Dänemark, aktuell im Vorsitz des EU-Rats, setzt sich erneut für eine bedeutende Änderung der umstrittenen EU-Vorschläge zur Chatkontrolle ein. Die aktuelle Initiative zielt darauf ab die Pflicht zur Durchsuchung privater Nachrichten durch Messenger-Betreiber abzuschaffen. Stattdessen soll eine freiwillige Kontrolle etabliert werden die einige wichtige Einschränkungen aufweist.
Anpassungen am bestehenden Vorschlag
Bei der bisherigen Regelung ist die Überwachung auf Personen beschränkt, bei denen ein hinreichender Verdacht auf Kindesmissbrauch besteht. Diese Einschränkung sollen die neuen Pläne entfernen. Außerdem will man die Nutzung anonymen E-Mail- und Chat-Dienstes für Personen unter 16 Jahren grundsätzlich verbieten. Jugendliche müssten ihren Ausweis vorlegen – um auf solche Dienste zugreifen zu dürfen.
Positiver Schritt trotz noch unvollständiger Planung
Der Entwurf ist ein Fortschritt, allerdings seine Ausgestaltung ist noch unbefriedigend. Am Donnerstag wurde ein Diskussionspapier an die EU-Länder versandt um Meinungen einzuholen. Patrick Breyer von der Piratenpartei begrüßt die Richtung. Er bezeichnet den Vorschlag als einen Triumph der digitalen Freiheitsbewegung. Für ihn schützt die vorgeschlagene Regelung Verschlüsselung und ebenfalls die Sicherheit auf Smartphones.
Grundlegende Probleme bleiben ungelöst
Allerdings bestehen erhebliche Bedenken. Laut EU-Kommission sind etwa 75 Prozent der jährlich gemeldeten Chats, Fotos und Videos nicht strafrechtlich relevant. Diese wahllose Überwachung betrifft unverschlüsselte private Nachrichten aller Nutzer. Experten wie Michelerin Ninon Colneric warnten bereits vor dem Verstoß gegen Grundrechte. Die britische Datenschutzbehörde kritisiert ähnlich wie die ungezielte Massenüberwachung die bei Anbieter wie Meta, Microsoft oder Google erfolgt.

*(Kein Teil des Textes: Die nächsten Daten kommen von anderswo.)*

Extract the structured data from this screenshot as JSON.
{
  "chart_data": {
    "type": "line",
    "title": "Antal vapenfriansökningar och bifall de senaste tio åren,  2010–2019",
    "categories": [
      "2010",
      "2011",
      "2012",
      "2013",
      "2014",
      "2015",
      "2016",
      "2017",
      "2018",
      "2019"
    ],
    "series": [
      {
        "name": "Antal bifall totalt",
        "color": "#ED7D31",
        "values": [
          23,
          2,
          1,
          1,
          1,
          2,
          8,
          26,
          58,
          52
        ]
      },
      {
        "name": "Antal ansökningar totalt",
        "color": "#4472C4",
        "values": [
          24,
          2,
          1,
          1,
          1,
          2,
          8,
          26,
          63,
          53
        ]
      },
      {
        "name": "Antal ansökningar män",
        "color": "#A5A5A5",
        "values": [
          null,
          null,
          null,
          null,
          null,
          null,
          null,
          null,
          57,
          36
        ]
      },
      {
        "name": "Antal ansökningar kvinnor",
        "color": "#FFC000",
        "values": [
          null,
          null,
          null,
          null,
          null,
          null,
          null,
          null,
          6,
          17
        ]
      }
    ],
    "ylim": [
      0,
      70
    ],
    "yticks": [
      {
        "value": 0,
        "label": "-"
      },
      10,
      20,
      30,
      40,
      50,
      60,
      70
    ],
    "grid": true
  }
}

Alternativer Ansatz des Europäischen Parlaments
Im Gegensatz dazu schlägt das Europäische Parlament vor, Überwachungsmaßnahmen nur auf Verdächtige im Zusammenhang mit Kindesmissbrauch zu begrenzen. Dabei sollen Richter die Überwachung anordnen. Der dänische Vorschlag verzichtet bislang auf eine derartige Beschränkung.
Eingriffe in das Leben junger Nutzer
Nach dem vorgeschlagenen Artikel 6 könnten Nutzer bis 16 Jahre künftig keine bekannten Apps weiterhin installieren. Zu den Betroffenen zählen Messenger wie WhatsApp, Snapchat, Telegram sowie Social-Media-Plattformen wie Instagram, TikTok oder Facebook. Auch Spiele wie FIFA, Minecraft, GTA, Roblox und Dating-Apps wären betroffen. Für Jugendliche wäre es leicht diese Altersgrenze zu umgehen, sodass sie ihre Freiheit eingeschränkt sehen.
Verbot anonymer Kommunikation
Ein weiterer Punkt ist das vorgeschlagene Verbot anonymen Chattens und E-Mail-Schreibens. Nutzer müssten künftig einen Ausweis oder ihr Gesicht vorzeigen um ihre Identität zu beweisen. Dies gefährdet den Schutz sensibler Kommunikation, etwa bei sexuellen Themen, Whistleblower-Quellen oder politischer Aktivität.
Kommentare
: Eine notwendige Überarbeitung erforderlich
Insgesamt gilt der dänische Vorschlag im Vergleich zu früheren Entwürfen als Fortschritt. Dennoch bestehen noch erhebliche Mängel. Die geplanten Änderungen könnten für Hardliner in der EU zu weit gehen, während die EU-Kommission weiterhin einen hohen Überwachungsbedarf verfolgt und nur ungern eine ausgewogene Lösung akzeptiert. Im Ergebnis könnten Messenger-Anbieter wie Signal in Europa ihre Dienste tatsächlich aufgeben, wenn keine Kompromisse gefunden werden.